Landmark research by Raj Chetty and colleagues at Health Inequality finds wide geographic and intertemporal variation in the relationship between income and life expectancy in the U.S., using 1.4 billion administrative tax records from the IRS linked to nearly 7 million federal death records. Many questions remain about the underlying causes of these findings and their implications for policy. This study links Chetty’s income and life expectancy data with the 1998-2014 National Longitudinal Survey of Public Health Systems to examine whether the existence and strength of multi-sector population health improvement activities influence income-related disparities in life expectancy over time. Communities attaining the highest level of multi-sector population health activities increased from 24% of the sample in 1998 to 37% in 2006, but fell to 31% in 2012 and recovered modestly to 33% in 2014. Within sectors, hospitals increased their contributions to population health activities by nearly 20% between 2012 and 2014, while insurers, employers, and nonprofit community-based organizations showed smaller but significant increases in contributions (p<0.05). Residing in a community with the highest level of population health activity was associated with a 3.9 year gain in life expectancy for individuals in the bottom quartile of the income distribution after controlling for observed and unmeasured confounders (p<0.05), but no significant gain in life expectancy for the top income quartile. Differences in life expectancy between the top and bottom income quartiles declined by an estimated 2.1 years in communities with the highest level of activity (p<0.01). Community capacity to implement widely-recommended population health activities is one important contributor to geographic variation in the relationship between income and life expectancy.
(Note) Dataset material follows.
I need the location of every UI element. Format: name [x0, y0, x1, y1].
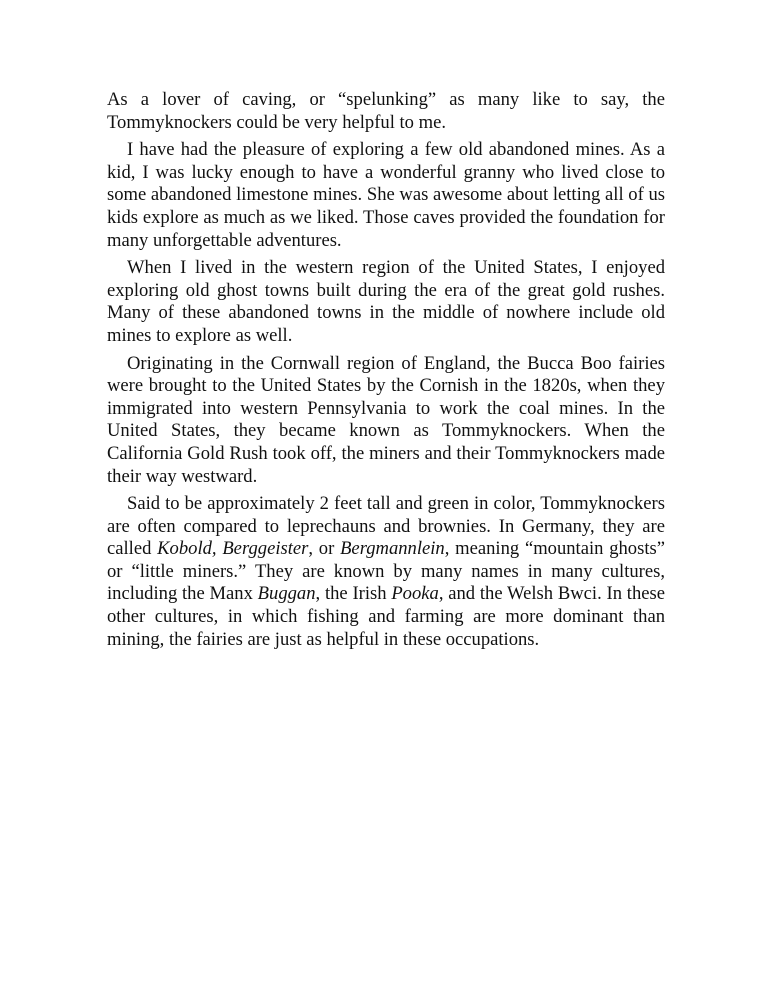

- Glen P. Mays, PhD, Director, Systems for Action National Coordinating Center and F. Douglas Scutchfield Endowed Professor in Health Services and Systems Research, University of Kentucky College of Public Health
Linking NALSYS survey data with Chetty’s county-specific estimates of life expectancy by income quartile from 1999 to 2014, along with measures of community demographic, socioeconomic, and health resource characteristics from other data sources. Random-effects models with instrumental-variables are used to estimate whether changes in multi-sector public health activities lead to changes life expectancy by income quartile, while controlling for both observable and unmeasured confounders.